2 de gen. 2011

Satélites

“Estaba sentada en una mesa vacía, ajena a todo, jugando a fabricar cosas imposibles con una servilleta de tela blanca. Sentada con las piernas cruzadas; debajo del vestido arrugado por la postura asomaban sus piernas,  llenas de curvas que invitaban a pasear por ellas.”

Se despertó por la mañana y al darse la vuelta en la cama notó que estaba vacía. Después de unas cuantas vueltas, cuando se hubo acostumbrado a la luz que entraba por la ventana, se levantó y cogió una camisa que había tirada por el suelo. Se la puso y salió de la habitación abriendo la puerta con cuidado. Cuando llegó al final de las escaleras lo vio de espaldas en la cocina. Sólo llevaba unos calzoncillos, algo ridículos, con dibujos de colores, que le quedaban un poco estrechos.

- ¡Ñam! – Le susurró ella al oído acercándose por la espalda.
- Buenos días, preciosa.

Ella se sentó en un taburete de madera y se dedicó a mirarlo mientras cocinaba.
- Espero que tengas hambre, porque cuando me levanto con tiempo hago unos desayunos increíbles.
- Hoy tengo un hambre feroz.

Se sentaron a la mesa y empezaron a comer. Él la miraba de reojo entre mordisco y mordisco, ella parecía una niña pequeña desayunando antes de irse al cole.
- ¿Cómo te llamas?
- Luna.
- No te puedes llamar Luna.
- ¿Ah no? ¿Por qué, listillo?
- Porque tú brillas con luz propia, la luna no tiene luz propia. Anoche iluminabas la sala con tu presencia… A medida que me acercaba a ti podía notar cómo se iluminaba la habitación.
- Y, ¿por eso no me puedo llamar Luna?
- No es sólo eso. Es que, además, la luna tiene una gravedad muy pequeña. Tú tienes una fuerza de atracción increíble… Es imposible acercarse a ti sin acabar cayendo en tu órbita para darte vueltas el resto de la vida…
- Pues, mira por donde, aun así, me llamaron Luna.

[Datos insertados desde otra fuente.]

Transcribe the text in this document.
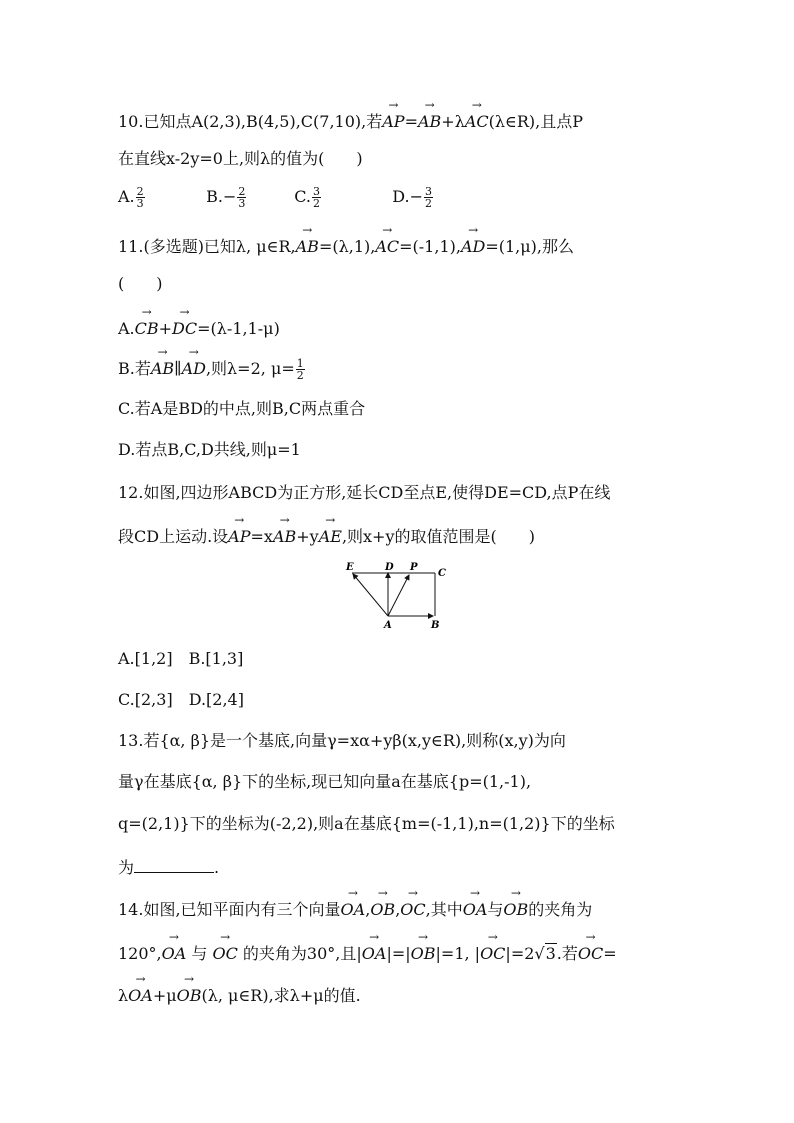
10.已知点A(2,3),B(4,5),C(7,10),若→ AP=→ AB+λ→ AC(λ∈R),且点P
在直线x-2y=0上,则λ的值为(　　)
A. $\frac{2}{3}$	$B.- \frac{2}{3}$	C. $\frac{3}{2}$	$D.- \frac{3}{2}$
11.(多选题)已知λ, μ∈R,→ AB=(λ,1),→ AC=(-1,1),→ AD=(1,μ),那么
(　　)
A.→ CB+→ DC=(λ-1,1-μ)
B.若→ AB∥→ AD,则λ=2, $\mu= \frac{1}{2}$
C.若A是BD的中点,则B,C两点重合
D.若点B,C,D共线,则μ=1
12.如图,四边形ABCD为正方形,延长CD至点E,使得DE=CD,点P在线
段CD上运动.设→ AP=x→ AB+y→ AE,则x+y的取值范围是(　　)
E	D P
C
A	B
A.[1,2]　B.[1,3]
C.[2,3]　D.[2,4]
13.若{α, β}是一个基底,向量γ=xα+yβ(x,y∈R),则称(x,y)为向
量γ在基底{α, β}下的坐标,现已知向量a在基底{p=(1,-1),
q=(2,1)}下的坐标为(-2,2),则a在基底{m=(-1,1),n=(1,2)}下的坐标
为	.
14.如图,已知平面内有三个向量→ OA,→ OB,→ OC,其中→ OA与→ OB的夹角为
120°,→ OA 与 → OC 的夹角为30°,且|→ OA|=|→ OB|=1, |→ OC|=2√3.若→ OC=
λ→ OA+μ→ OB(λ, μ∈R),求λ+μ的值.
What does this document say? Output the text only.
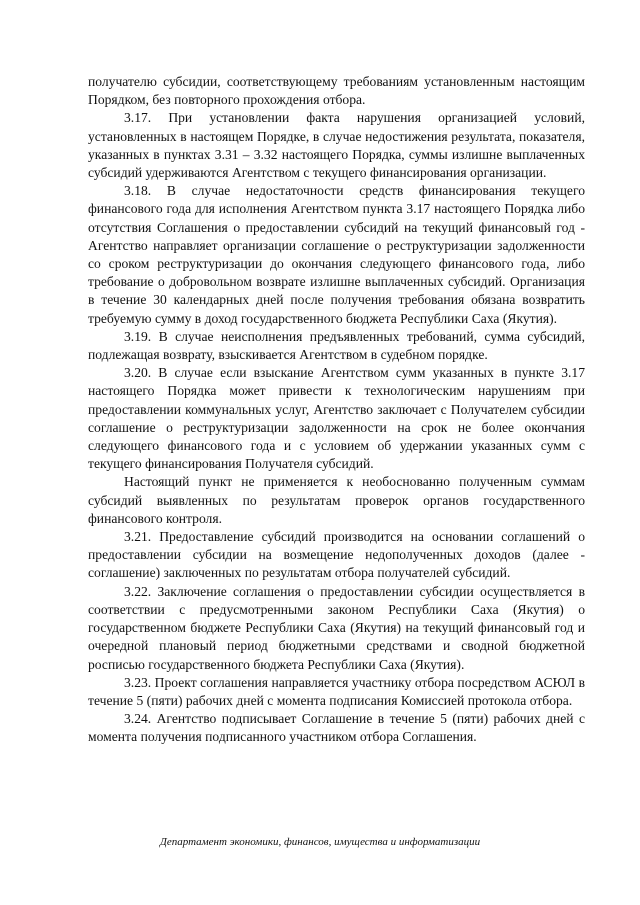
получателю субсидии, соответствующему требованиям установленным настоящим Порядком, без повторного прохождения отбора.

3.17. При установлении факта нарушения организацией условий, установленных в настоящем Порядке, в случае недостижения результата, показателя, указанных в пунктах 3.31 – 3.32 настоящего Порядка, суммы излишне выплаченных субсидий удерживаются Агентством с текущего финансирования организации.

3.18. В случае недостаточности средств финансирования текущего финансового года для исполнения Агентством пункта 3.17 настоящего Порядка либо отсутствия Соглашения о предоставлении субсидий на текущий финансовый год - Агентство направляет организации соглашение о реструктуризации задолженности со сроком реструктуризации до окончания следующего финансового года, либо требование о добровольном возврате излишне выплаченных субсидий. Организация в течение 30 календарных дней после получения требования обязана возвратить требуемую сумму в доход государственного бюджета Республики Саха (Якутия).

3.19. В случае неисполнения предъявленных требований, сумма субсидий, подлежащая возврату, взыскивается Агентством в судебном порядке.

3.20. В случае если взыскание Агентством сумм указанных в пункте 3.17 настоящего Порядка может привести к технологическим нарушениям при предоставлении коммунальных услуг, Агентство заключает с Получателем субсидии соглашение о реструктуризации задолженности на срок не более окончания следующего финансового года и с условием об удержании указанных сумм с текущего финансирования Получателя субсидий.

Настоящий пункт не применяется к необоснованно полученным суммам субсидий выявленных по результатам проверок органов государственного финансового контроля.

3.21. Предоставление субсидий производится на основании соглашений о предоставлении субсидии на возмещение недополученных доходов (далее - соглашение) заключенных по результатам отбора получателей субсидий.

3.22. Заключение соглашения о предоставлении субсидии осуществляется в соответствии с предусмотренными законом Республики Саха (Якутия) о государственном бюджете Республики Саха (Якутия) на текущий финансовый год и очередной плановый период бюджетными средствами и сводной бюджетной росписью государственного бюджета Республики Саха (Якутия).

3.23. Проект соглашения направляется участнику отбора посредством АСЮЛ в течение 5 (пяти) рабочих дней с момента подписания Комиссией протокола отбора.

3.24. Агентство подписывает Соглашение в течение 5 (пяти) рабочих дней с момента получения подписанного участником отбора Соглашения.

Департамент экономики, финансов, имущества и информатизации
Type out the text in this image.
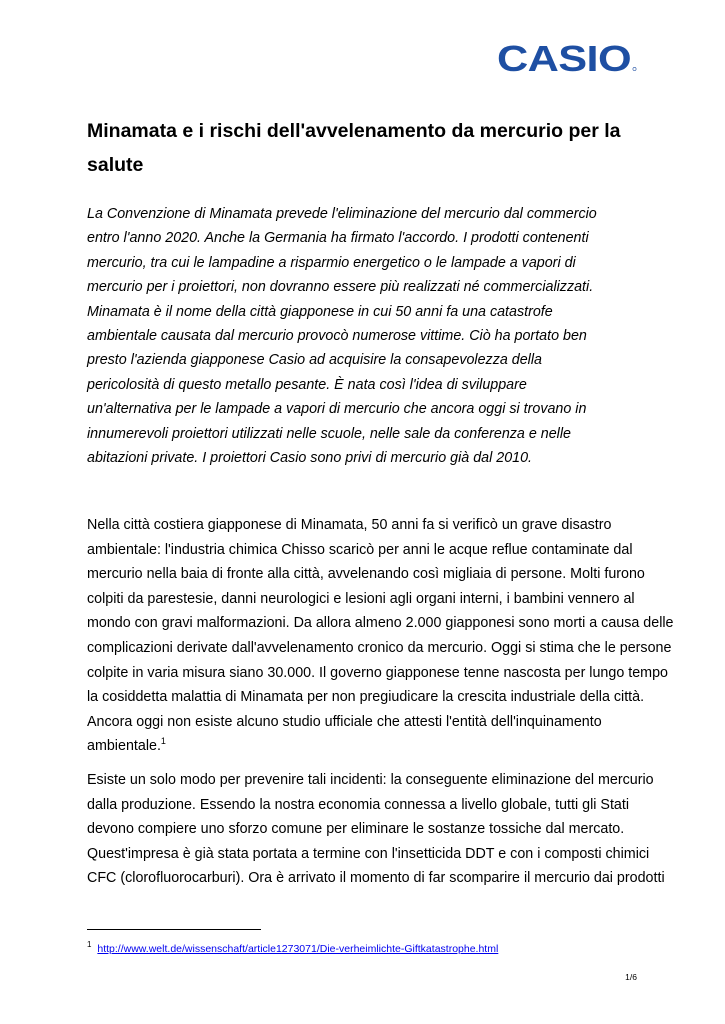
CASIO
Minamata e i rischi dell'avvelenamento da mercurio per la salute
La Convenzione di Minamata prevede l'eliminazione del mercurio dal commercio
entro l'anno 2020. Anche la Germania ha firmato l'accordo. I prodotti contenenti
mercurio, tra cui le lampadine a risparmio energetico o le lampade a vapori di
mercurio per i proiettori, non dovranno essere più realizzati né commercializzati.
Minamata è il nome della città giapponese in cui 50 anni fa una catastrofe
ambientale causata dal mercurio provocò numerose vittime. Ciò ha portato ben
presto l'azienda giapponese Casio ad acquisire la consapevolezza della
pericolosità di questo metallo pesante. È nata così l'idea di sviluppare
un'alternativa per le lampade a vapori di mercurio che ancora oggi si trovano in
innumerevoli proiettori utilizzati nelle scuole, nelle sale da conferenza e nelle
abitazioni private. I proiettori Casio sono privi di mercurio già dal 2010.
Nella città costiera giapponese di Minamata, 50 anni fa si verificò un grave disastro
ambientale: l'industria chimica Chisso scaricò per anni le acque reflue contaminate dal
mercurio nella baia di fronte alla città, avvelenando così migliaia di persone. Molti furono
colpiti da parestesie, danni neurologici e lesioni agli organi interni, i bambini vennero al
mondo con gravi malformazioni. Da allora almeno 2.000 giapponesi sono morti a causa delle
complicazioni derivate dall'avvelenamento cronico da mercurio. Oggi si stima che le persone
colpite in varia misura siano 30.000. Il governo giapponese tenne nascosta per lungo tempo
la cosiddetta malattia di Minamata per non pregiudicare la crescita industriale della città.
Ancora oggi non esiste alcuno studio ufficiale che attesti l'entità dell'inquinamento
ambientale.$^1$
Esiste un solo modo per prevenire tali incidenti: la conseguente eliminazione del mercurio
dalla produzione. Essendo la nostra economia connessa a livello globale, tutti gli Stati
devono compiere uno sforzo comune per eliminare le sostanze tossiche dal mercato.
Quest'impresa è già stata portata a termine con l'insetticida DDT e con i composti chimici
CFC (clorofluorocarburi). Ora è arrivato il momento di far scomparire il mercurio dai prodotti
$^1$ http://www.welt.de/wissenschaft/article1273071/Die-verheimlichte-Giftkatastrophe.html
1/6
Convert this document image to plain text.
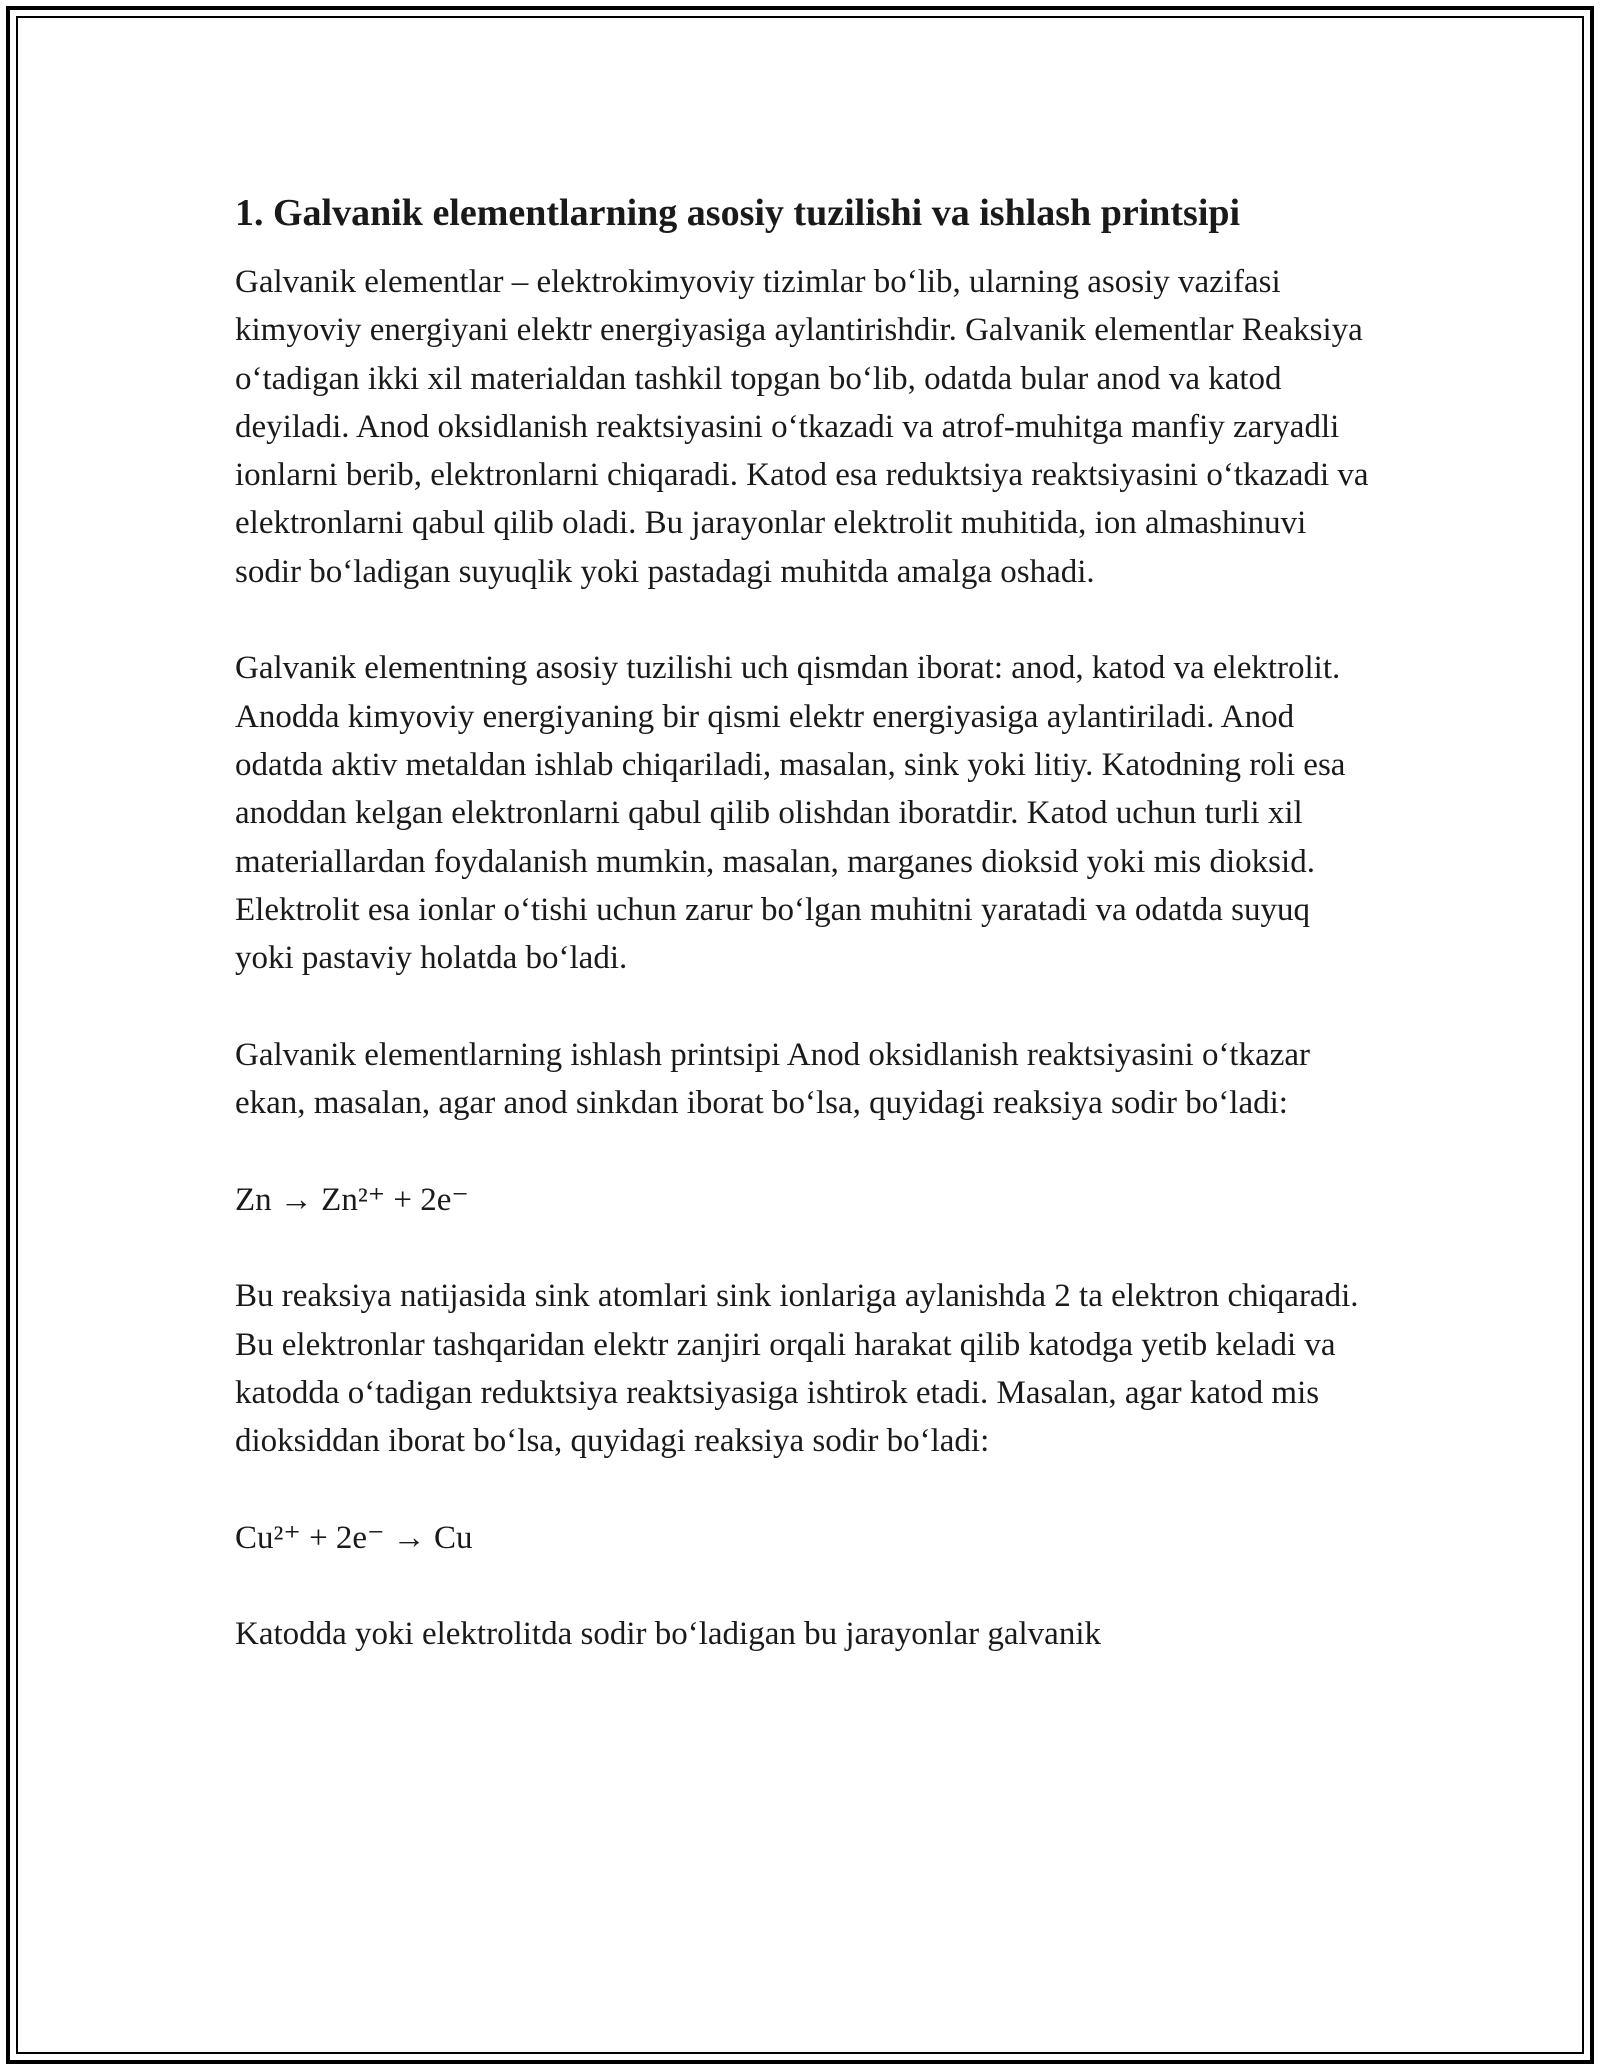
1. Galvanik elementlarning asosiy tuzilishi va ishlash printsipi

Galvanik elementlar – elektrokimyoviy tizimlar bo‘lib, ularning asosiy vazifasi kimyoviy energiyani elektr energiyasiga aylantirishdir. Galvanik elementlar Reaksiya o‘tadigan ikki xil materialdan tashkil topgan bo‘lib, odatda bular anod va katod deyiladi. Anod oksidlanish reaktsiyasini o‘tkazadi va atrof-muhitga manfiy zaryadli ionlarni berib, elektronlarni chiqaradi. Katod esa reduktsiya reaktsiyasini o‘tkazadi va elektronlarni qabul qilib oladi. Bu jarayonlar elektrolit muhitida, ion almashinuvi sodir bo‘ladigan suyuqlik yoki pastadagi muhitda amalga oshadi.

Galvanik elementning asosiy tuzilishi uch qismdan iborat: anod, katod va elektrolit. Anodda kimyoviy energiyaning bir qismi elektr energiyasiga aylantiriladi. Anod odatda aktiv metaldan ishlab chiqariladi, masalan, sink yoki litiy. Katodning roli esa anoddan kelgan elektronlarni qabul qilib olishdan iboratdir. Katod uchun turli xil materiallardan foydalanish mumkin, masalan, marganes dioksid yoki mis dioksid. Elektrolit esa ionlar o‘tishi uchun zarur bo‘lgan muhitni yaratadi va odatda suyuq yoki pastaviy holatda bo‘ladi.

Galvanik elementlarning ishlash printsipi Anod oksidlanish reaktsiyasini o‘tkazar ekan, masalan, agar anod sinkdan iborat bo‘lsa, quyidagi reaksiya sodir bo‘ladi:

Zn → Zn²⁺ + 2e⁻

Bu reaksiya natijasida sink atomlari sink ionlariga aylanishda 2 ta elektron chiqaradi. Bu elektronlar tashqaridan elektr zanjiri orqali harakat qilib katodga yetib keladi va katodda o‘tadigan reduktsiya reaktsiyasiga ishtirok etadi. Masalan, agar katod mis dioksiddan iborat bo‘lsa, quyidagi reaksiya sodir bo‘ladi:

Cu²⁺ + 2e⁻ → Cu

Katodda yoki elektrolitda sodir bo‘ladigan bu jarayonlar galvanik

Terminaron de desayunar en silencio. Él la miraba divertido. Mientras recogía la mesa, ella se le acercó por la espalda y le susurro al oído:
- Anda tonto, deja eso y vamos a follar.
Ella empezó a caminar hacía las escaleras y, a mitad de camino, dejó caer la camisa. Sus muslos se contorneaban al andar. Él se dio la vuelta y la siguió embobado mientras ascendía por las escaleras. Una vez arriba volvieron a hacer el amor como lo habían hecho la noche anterior; de manera salvaje, brusca, maleducada. Al terminar ella se quedó dormida en sus brazos y él la observó hasta que se despertó.

- No puedes llamarte Luna.
- Ya te he dicho que ese es mi nombre.
- Pero es que es imposible… No puedo parar de mirarte y, cuanto más te miro, menos me creo que ese sea tu nombre.
- Bueno, y, según tú, ¿cuál debería ser mi nombre?
- Deberías llamarte deseo.
- Pero deseo no es un nombre de mujer.
- Pues entonces Desirée, que en francés significa deseo.
- Muy bien, si tanto te gusta, puedes llamarme Desirée.

Volvieron a hacer el amor envueltos en las sábanas tantas veces removidas en una sola mañana. Él le susurraba al oído “me encantas Desirée”; ella no podía evitar esbozar una sonrisa al tiempo que se mordía los labios mientras gemía de placer.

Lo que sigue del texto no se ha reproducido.